How Are You Engaging with Customers and Vendors?
In the new-normal of social distancing and stay-at-home orders, how will you and your employees interact with your customers and the vendors on whom you depend during this pandemic?
1) Do Video Meetings
Yes, the phone call and email are still effective ways to contact people, but if you want to take it up a notch, schedule videoconferencing with important contacts. Everyone is so socially isolated that they'll probably appreciate the novelty of it and the ability to interact with someone outside of their usual social network.
2) Print Creatively
Engaging with customers, partners and vendors requires that you put your best foot forward. As prevalent as digital communications are, a simple PDF won’t impress as much as a high-quality printed piece. Because the office is closed, it doesn't mean you can't print big jobs or colorful presentations and brochures. Switch to online print services that let you pick up in-store or have shipped directly to your audience. Especially when you can't meet customers in person, well-done printed materials will be a differentiator.
3) Use Same Day/Next Day Delivery
Delivering products and presentations can continue despite the ongoing coronavirus events. Leveraging same day or next day delivery methods is another differentiator that will put you ahead of competitors. It's also an excellent way to get material and equipment out to your employees so they're as productive as they can be.

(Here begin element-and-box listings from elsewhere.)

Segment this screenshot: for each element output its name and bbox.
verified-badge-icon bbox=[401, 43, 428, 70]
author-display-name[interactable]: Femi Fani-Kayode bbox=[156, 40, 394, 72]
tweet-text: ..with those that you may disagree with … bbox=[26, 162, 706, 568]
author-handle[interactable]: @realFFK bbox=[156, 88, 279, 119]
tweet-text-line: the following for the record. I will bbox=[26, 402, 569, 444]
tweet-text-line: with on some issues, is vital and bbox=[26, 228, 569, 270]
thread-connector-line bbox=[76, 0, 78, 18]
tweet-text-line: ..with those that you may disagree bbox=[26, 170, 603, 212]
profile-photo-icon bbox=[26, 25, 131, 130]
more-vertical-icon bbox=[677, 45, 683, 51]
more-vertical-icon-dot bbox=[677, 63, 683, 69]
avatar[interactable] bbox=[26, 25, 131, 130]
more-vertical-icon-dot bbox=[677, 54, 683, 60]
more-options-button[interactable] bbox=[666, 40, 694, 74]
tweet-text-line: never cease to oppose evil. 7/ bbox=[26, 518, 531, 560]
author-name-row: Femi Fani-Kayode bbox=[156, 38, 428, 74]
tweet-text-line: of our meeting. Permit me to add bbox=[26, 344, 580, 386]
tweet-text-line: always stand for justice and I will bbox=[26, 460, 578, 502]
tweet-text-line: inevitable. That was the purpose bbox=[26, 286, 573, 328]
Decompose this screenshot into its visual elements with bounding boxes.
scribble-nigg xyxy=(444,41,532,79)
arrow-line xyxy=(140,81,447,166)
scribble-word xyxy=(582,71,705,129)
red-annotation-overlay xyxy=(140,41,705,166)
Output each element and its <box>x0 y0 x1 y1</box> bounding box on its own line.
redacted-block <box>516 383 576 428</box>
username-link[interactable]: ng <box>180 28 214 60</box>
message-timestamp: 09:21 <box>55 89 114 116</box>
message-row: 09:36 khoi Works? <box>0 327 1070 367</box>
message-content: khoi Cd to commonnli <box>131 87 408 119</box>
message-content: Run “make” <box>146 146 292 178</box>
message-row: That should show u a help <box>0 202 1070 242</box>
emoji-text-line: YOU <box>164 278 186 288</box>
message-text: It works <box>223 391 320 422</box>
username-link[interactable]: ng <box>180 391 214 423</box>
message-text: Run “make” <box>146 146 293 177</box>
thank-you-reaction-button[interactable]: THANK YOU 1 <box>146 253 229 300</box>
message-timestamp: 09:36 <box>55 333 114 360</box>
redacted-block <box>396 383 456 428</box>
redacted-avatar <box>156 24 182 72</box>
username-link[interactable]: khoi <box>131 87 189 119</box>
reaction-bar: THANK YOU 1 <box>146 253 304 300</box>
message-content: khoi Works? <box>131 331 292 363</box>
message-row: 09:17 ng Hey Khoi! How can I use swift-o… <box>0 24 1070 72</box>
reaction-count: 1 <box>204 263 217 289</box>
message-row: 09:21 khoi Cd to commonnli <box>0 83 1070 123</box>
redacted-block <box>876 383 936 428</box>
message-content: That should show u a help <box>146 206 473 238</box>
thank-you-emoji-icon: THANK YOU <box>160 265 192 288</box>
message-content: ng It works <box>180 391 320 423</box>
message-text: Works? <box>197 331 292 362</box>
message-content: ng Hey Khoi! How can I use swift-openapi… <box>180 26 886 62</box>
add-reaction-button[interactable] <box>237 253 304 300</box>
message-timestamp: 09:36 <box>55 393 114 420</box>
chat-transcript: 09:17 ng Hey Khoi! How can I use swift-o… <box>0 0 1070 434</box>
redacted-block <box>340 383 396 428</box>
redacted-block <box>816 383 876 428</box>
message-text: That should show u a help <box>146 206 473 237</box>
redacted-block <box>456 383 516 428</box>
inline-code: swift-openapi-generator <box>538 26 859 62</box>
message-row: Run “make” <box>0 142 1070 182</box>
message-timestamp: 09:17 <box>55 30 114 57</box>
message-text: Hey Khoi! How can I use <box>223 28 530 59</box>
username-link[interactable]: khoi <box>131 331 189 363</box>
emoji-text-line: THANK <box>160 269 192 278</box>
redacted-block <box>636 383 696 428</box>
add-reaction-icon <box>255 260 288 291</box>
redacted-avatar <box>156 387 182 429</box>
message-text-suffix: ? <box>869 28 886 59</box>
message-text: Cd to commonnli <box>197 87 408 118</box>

Staying Physically Active and Mentally Engaged
As Covid-19 has required teams to work remotely, a big part of the challenge is the feeling of being locked in and stagnating without activities and social interaction. Employees should make sure they're getting exercise and making time for self-care practices like leaving the house to be in the yard or walking around the neighborhood while practicing social distancing. Disconnecting from work helps people feel refreshed and motivated.
There are small things people can do around the personal workspace, like adding plants. Some sources suggest that plants help to improve mental outlook and reduce stress throughout the day while giving the immune system a natural boost. Plants can improve air quality and add humidity in the home, both positive factors for a better breathing environment. Studies have also shown that they can improve productivity and even learning capabilities.
For those that don't have a green thumb, consider an air purifier to capture household odors, pet odors, and cooking odor.
It is important to stay active for health, even if gyms or favorite workout classes are closed. Regular exercise can help prevent or manage many health issues, including high blood pressure, depression, and anxiety. Studies have also shown that exercise can improve mood, boost energy, and help with sleep. This may be an excellent time to pick up some simple home fitness equipment and check out these free at-home workouts to help workers stay happy and healthy.
Keep in mind this information does not constitute a medical consultation and cannot replace medical advice. Any information should never be used as a substitute for the advice provided by a physician or other health care provider. Before anyone starts working out, they should get a medical checkup or otherwise be fit for the type of activity.
Make Remote Work Successful
The coronavirus pandemic has forced changes in our society that none of us could have imagined. We are being asked to work and collaborate as never before. These are challenging times, but you can make them less so by setting your employees up to be successful in remote work. We all hope for a quick end to this threat and a return to normalcy. But as business leaders we must prepare as if thesituation could go on for months. The quicker you implement a strategy to support your team’s ‘new normal’ of working from home, the quicker you will minimize business disruption and help keep your people healthy and happy.